Case ID: ad2d_239/html/0487-01.html
Source: Caselaw Access Project
Author: {"author": "", "license": "Public Domain", "url": "https://static.case.law/"}
Date Created: 2024-08-24T03:29:51.129683

Mary L. Sherman et al., Appellants, v Claire Manufacturing Company, Defendant and Third-Party Plaintiff-Respondent.

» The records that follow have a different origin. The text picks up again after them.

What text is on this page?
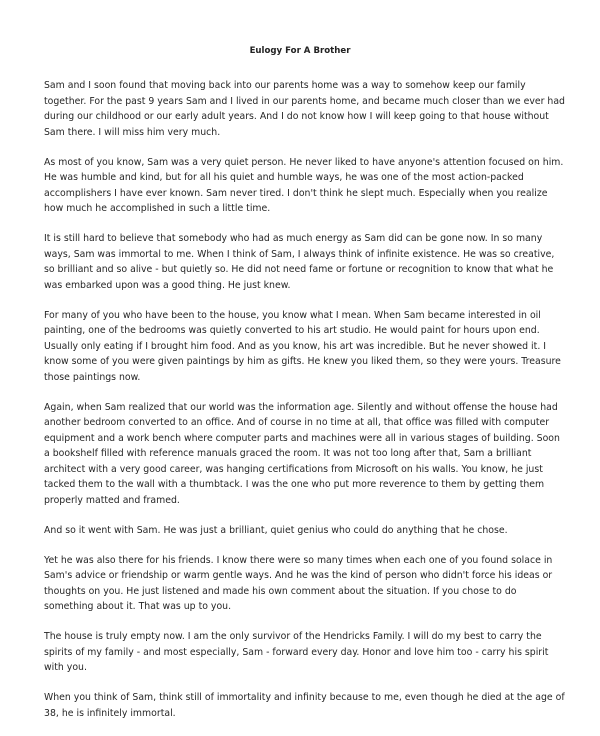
Eulogy For A Brother

Sam and I soon found that moving back into our parents home was a way to somehow keep our family together. For the past 9 years Sam and I lived in our parents home, and became much closer than we ever had during our childhood or our early adult years. And I do not know how I will keep going to that house without Sam there. I will miss him very much.

As most of you know, Sam was a very quiet person. He never liked to have anyone's attention focused on him. He was humble and kind, but for all his quiet and humble ways, he was one of the most action-packed accomplishers I have ever known. Sam never tired. I don't think he slept much. Especially when you realize how much he accomplished in such a little time.

It is still hard to believe that somebody who had as much energy as Sam did can be gone now. In so many ways, Sam was immortal to me. When I think of Sam, I always think of infinite existence. He was so creative, so brilliant and so alive - but quietly so. He did not need fame or fortune or recognition to know that what he was embarked upon was a good thing. He just knew.

For many of you who have been to the house, you know what I mean. When Sam became interested in oil painting, one of the bedrooms was quietly converted to his art studio. He would paint for hours upon end. Usually only eating if I brought him food. And as you know, his art was incredible. But he never showed it. I know some of you were given paintings by him as gifts. He knew you liked them, so they were yours. Treasure those paintings now.

Again, when Sam realized that our world was the information age. Silently and without offense the house had another bedroom converted to an office. And of course in no time at all, that office was filled with computer equipment and a work bench where computer parts and machines were all in various stages of building. Soon a bookshelf filled with reference manuals graced the room. It was not too long after that, Sam a brilliant architect with a very good career, was hanging certifications from Microsoft on his walls. You know, he just tacked them to the wall with a thumbtack. I was the one who put more reverence to them by getting them properly matted and framed.

And so it went with Sam. He was just a brilliant, quiet genius who could do anything that he chose.

Yet he was also there for his friends. I know there were so many times when each one of you found solace in Sam's advice or friendship or warm gentle ways. And he was the kind of person who didn't force his ideas or thoughts on you. He just listened and made his own comment about the situation. If you chose to do something about it. That was up to you.

The house is truly empty now. I am the only survivor of the Hendricks Family. I will do my best to carry the spirits of my family - and most especially, Sam - forward every day. Honor and love him too - carry his spirit with you.

When you think of Sam, think still of immortality and infinity because to me, even though he died at the age of 38, he is infinitely immortal.
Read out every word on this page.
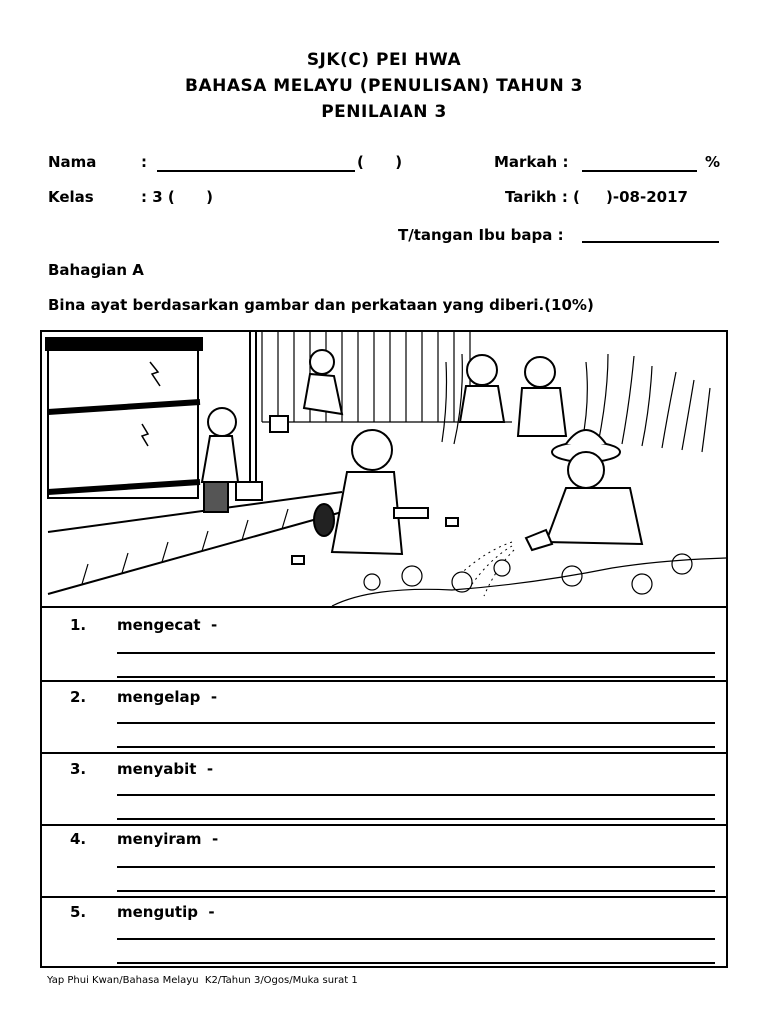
SJK(C) PEI HWA
BAHASA MELAYU (PENULISAN) TAHUN 3
PENILAIAN 3
Nama	:	(      )	Markah :	%
Kelas	: 3 (      )	Tarikh : (     )-08-2017
T/tangan Ibu bapa :
Bahagian A
Bina ayat berdasarkan gambar dan perkataan yang diberi.(10%)
1. mengecat  -
2. mengelap  -
3. menyabit  -
4. menyiram  -
5. mengutip  -
Yap Phui Kwan/Bahasa Melayu  K2/Tahun 3/Ogos/Muka surat 1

Newburgh Enlarged School District, Third-Party Defendant-Respondent.
    [657 NYS2d 453]
   In an action to recover damages for personal injuries, etc., the plaintiffs appeal from an order of the Supreme Court, Orange County (Bellantoni, J.), dated April 16, 1996, which (1) granted the motion of the defendant third-party plaintiff Claire Manufacturing Company for summary judgment dismissing the complaint and the motion of the third-party defendant Newburgh Enlarged School District for summary judgment dismissing the third-party complaint, and (2) denied the plaintiffs’ cross motion to amend their complaint.

Ordered that the order is affirmed, with costs.

The Federal Insecticide, Fungicide, and Rodenticide Act (7 USC § 136 et seq.) expressly preempted State common-law causes of action which seek to recover damages for injuries allegedly arising as a result of inadequate warning labels on a product (see, Warner v American Flouride Corp., 204 AD2d 1, 3, 13). Therefore, dismissal of the plaintiffs’ complaint was appropriate. Contrary to the plaintiffs’ contention, the opinion in Warner v American Flouride Corp. (supra) is not inconsistent with the opinion of the United States Supreme Court in Medtronic, Inc. v Lohr (518 US 470).

Furthermore, while leave to amend a pleading "shall be freely given upon such terms as may be just” (CPLR 3025 [b]), the decision to grant or deny leave to amend a pleading is within the court’s discretion (see, Mayers v D’Agostino, 58 NY2d 696), and the exercise of such discretion will not be lightly disturbed (see, Beuschel v Malm, 114 AD2d 569). On this record, it was not an improvident exercise of discretion for the court to deny leave to amend the complaint.

The plaintiffs’ remaining contention is without merit. O’Brien, J. P., Goldstein, McGinity and Luciano, JJ., concur.